BRENT: Spectacular new photos of Pluto have revealed “majestic” icy mountains, sweeping plains and a low-lying haze over the distant dwarf planet.
Stunned Nasa scientists said the latest images captured by the New Horizons spacecraft showed it to be “surprisingly Earth-like”, with evidence of a process similar to the water cycle.
A view caught of Pluto at sunset on 14 July showed the rugged terrain in sharp relief, with mountains believed to be up to 11,000ft high, flanked by huge plains and glaciers.
They have been named Norgay Montes and Hillary Montes, after mountaineers Sir Edmund Hillary and Tenzing Norgay, who were the first climbers to reach the summit of Mount Everest.

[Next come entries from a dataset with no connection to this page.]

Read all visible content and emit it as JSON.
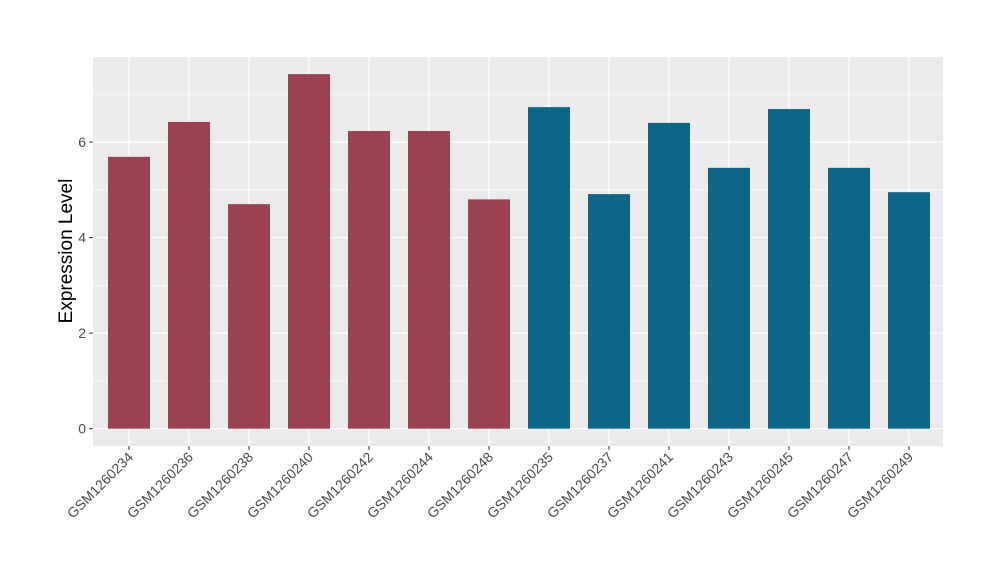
{
  "chart_data": {
    "type": "bar",
    "title": "",
    "xlabel": "",
    "ylabel": "Expression Level",
    "ylim": [
      0,
      7.8
    ],
    "yticks": [
      0,
      2,
      4,
      6
    ],
    "grid": true,
    "categories": [
      "GSM1260234",
      "GSM1260236",
      "GSM1260238",
      "GSM1260240",
      "GSM1260242",
      "GSM1260244",
      "GSM1260248",
      "GSM1260235",
      "GSM1260237",
      "GSM1260241",
      "GSM1260243",
      "GSM1260245",
      "GSM1260247",
      "GSM1260249"
    ],
    "values": [
      5.69,
      6.42,
      4.7,
      7.42,
      6.23,
      6.23,
      4.8,
      6.73,
      4.91,
      6.4,
      5.46,
      6.69,
      5.46,
      4.95
    ],
    "groups": [
      0,
      0,
      0,
      0,
      0,
      0,
      0,
      1,
      1,
      1,
      1,
      1,
      1,
      1
    ],
    "colors": [
      "#9b4251",
      "#0b6687"
    ],
    "panel_color": "#ebebeb",
    "grid_color": "#ffffff"
  }
}
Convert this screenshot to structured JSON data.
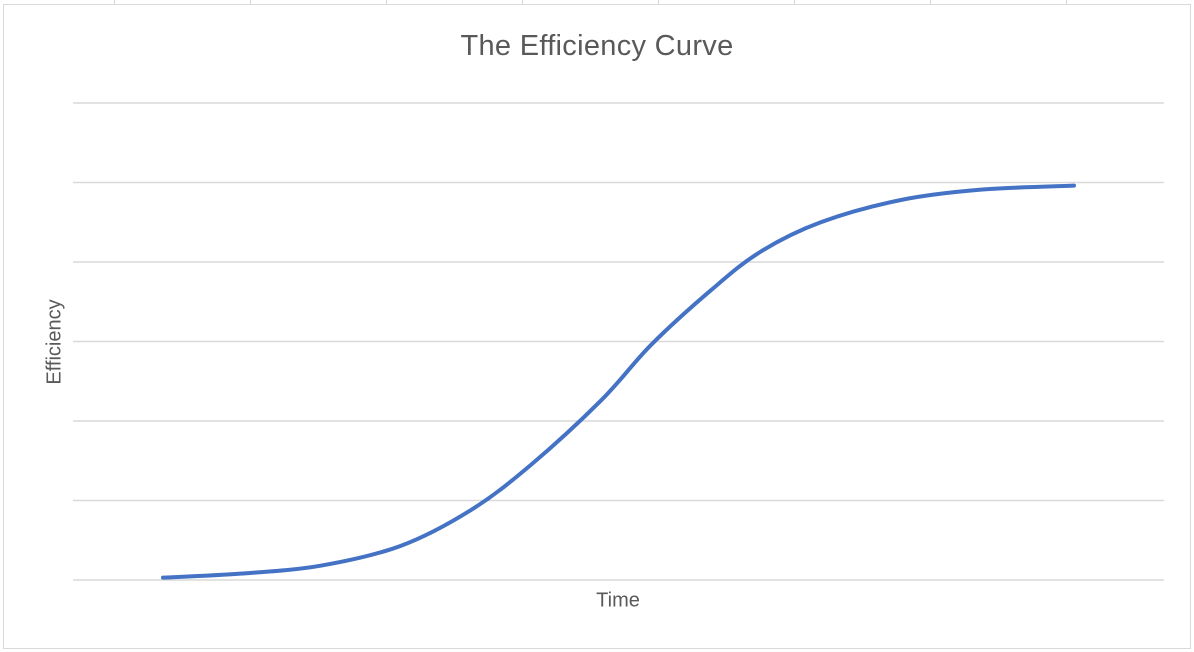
{
  "chart_data": {
    "type": "line",
    "title": "The Efficiency Curve",
    "xlabel": "Time",
    "ylabel": "Efficiency",
    "x": [
      0,
      8.5,
      17.3,
      26.1,
      33.8,
      40.4,
      48.1,
      53.6,
      60.2,
      65.6,
      72.2,
      81.0,
      89.8,
      100
    ],
    "series": [
      {
        "name": "Efficiency",
        "color": "#4472c4",
        "values": [
          0.03,
          0.08,
          0.18,
          0.43,
          0.88,
          1.45,
          2.26,
          2.96,
          3.65,
          4.13,
          4.5,
          4.78,
          4.91,
          4.96
        ]
      }
    ],
    "ylim": [
      0,
      6
    ],
    "gridlines": [
      0,
      1,
      2,
      3,
      4,
      5,
      6
    ],
    "grid": true,
    "legend": "none",
    "tick_labels_visible": false
  },
  "colors": {
    "line": "#4472c4",
    "gridline": "#d9d9d9",
    "text": "#595959"
  }
}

“This image really makes you feel you are there, at Pluto, surveying the landscape for yourself,” said New Horizons Principal Investigator Dr Alan Stern, of the Southwest Research Institute in Colorado.

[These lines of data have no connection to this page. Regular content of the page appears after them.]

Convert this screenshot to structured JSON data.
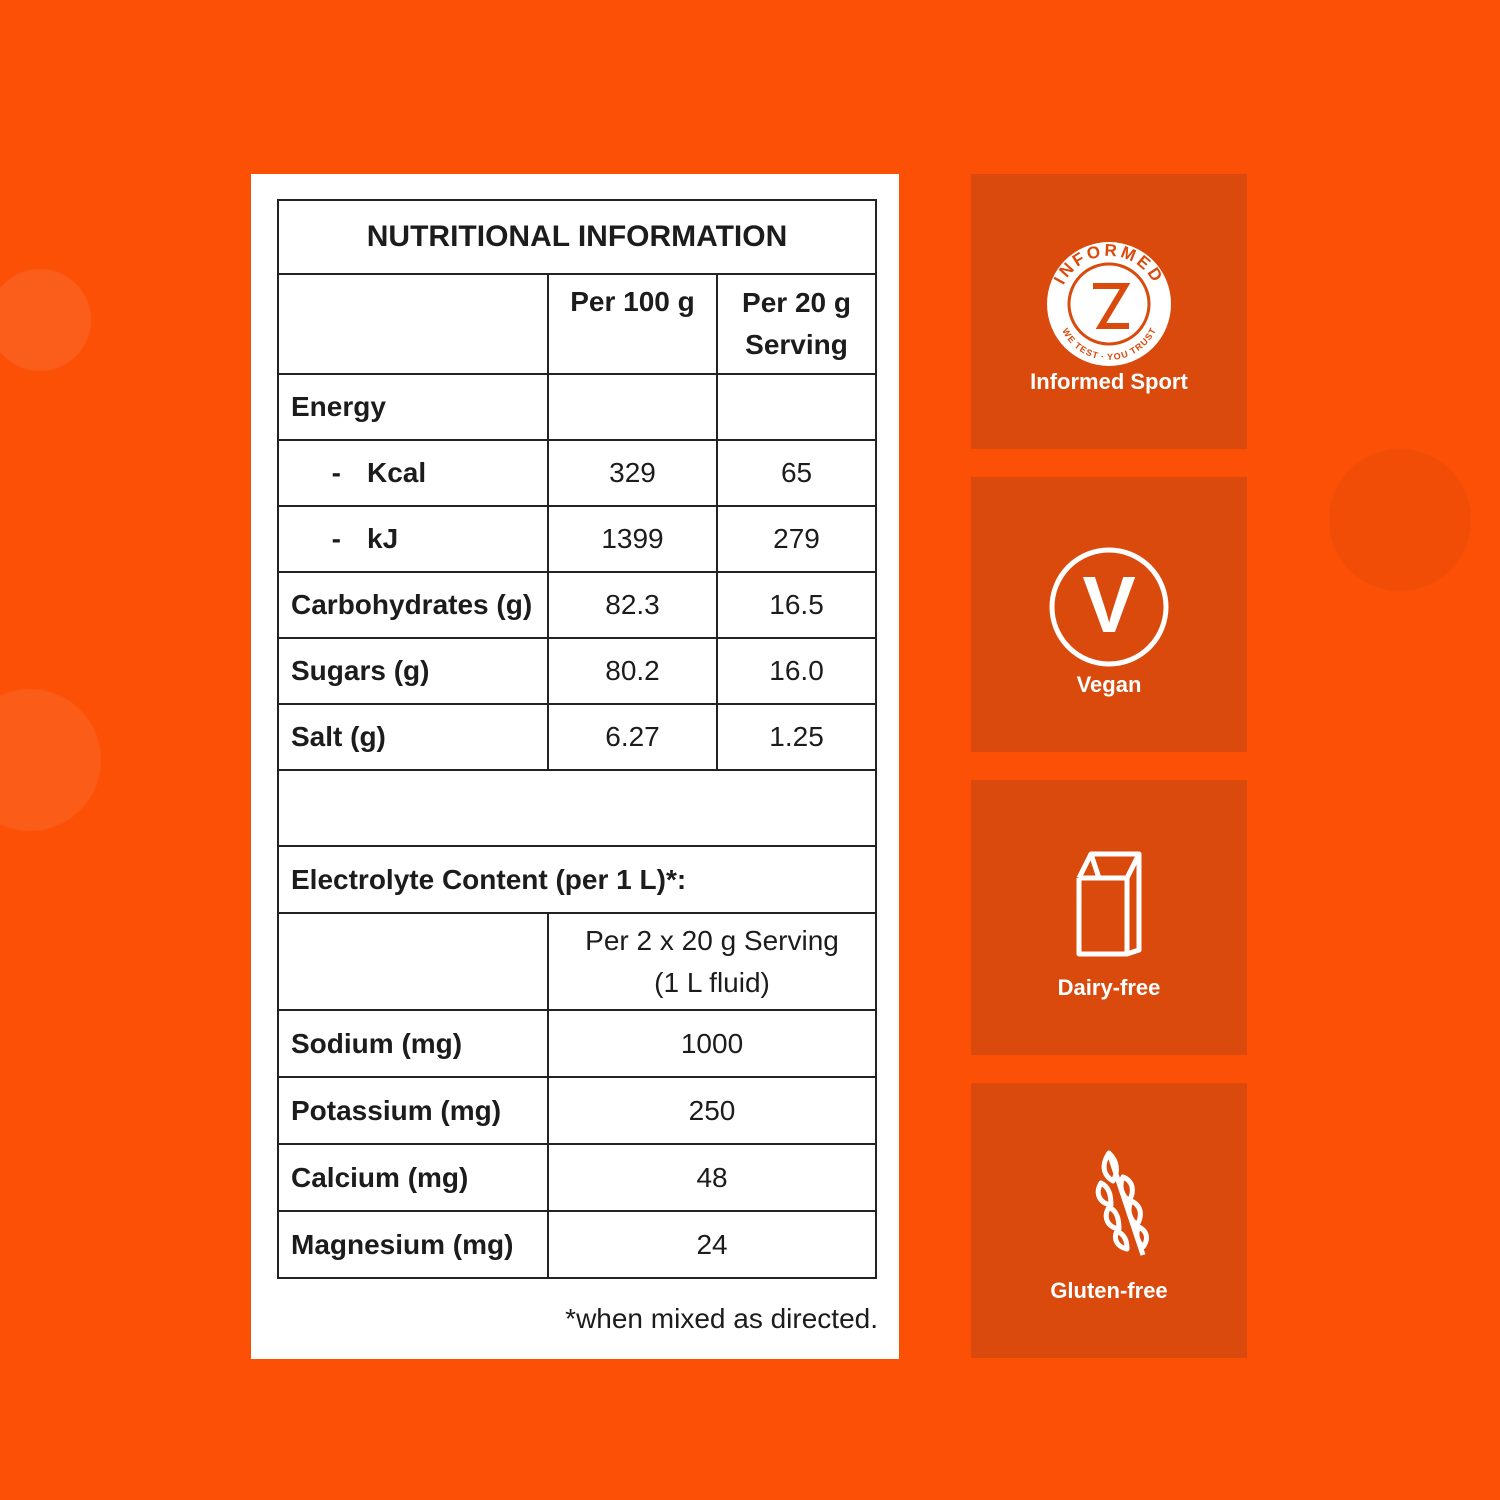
{
  "nutrition": {
    "title": "NUTRITIONAL INFORMATION",
    "columns": [
      "Per 100 g",
      "Per 20 g Serving"
    ],
    "rows": [
      {
        "label": "Energy"
      },
      {
        "prefix": "-",
        "label": "Kcal",
        "per_100g": "329",
        "per_serving": "65"
      },
      {
        "prefix": "-",
        "label": "kJ",
        "per_100g": "1399",
        "per_serving": "279"
      },
      {
        "label": "Carbohydrates (g)",
        "per_100g": "82.3",
        "per_serving": "16.5"
      },
      {
        "label": "Sugars (g)",
        "per_100g": "80.2",
        "per_serving": "16.0"
      },
      {
        "label": "Salt (g)",
        "per_100g": "6.27",
        "per_serving": "1.25"
      }
    ]
  },
  "electrolytes": {
    "heading": "Electrolyte Content (per 1 L)*:",
    "column": [
      "Per 2 x 20 g Serving",
      "(1 L fluid)"
    ],
    "rows": [
      [
        "Sodium (mg)",
        "1000"
      ],
      [
        "Potassium (mg)",
        "250"
      ],
      [
        "Calcium (mg)",
        "48"
      ],
      [
        "Magnesium (mg)",
        "24"
      ]
    ]
  },
  "footnote": "*when mixed as directed.",
  "badges": [
    {
      "label": "Informed Sport",
      "logo_text": "INFORMED",
      "logo_tagline": "WE TEST · YOU TRUST"
    },
    {
      "label": "Vegan",
      "icon_letter": "V"
    },
    {
      "label": "Dairy-free"
    },
    {
      "label": "Gluten-free"
    }
  ]
}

“But this image is also a scientific bonanza, revealing new details about Pluto’s atmosphere, mountains, glaciers and plains.”
The dramatic backlighting and high resolution captured by the Ralph/Multispectral Visual Imaging Camera, which photographed the dwarf planet from 11,000 miles away, also reveals new details of hazes throughout Pluto’s “tenuous but extended” nitrogen atmosphere.
More than a dozen wispy layers can be seen stretching from near the ground to at least 60 miles above the surface.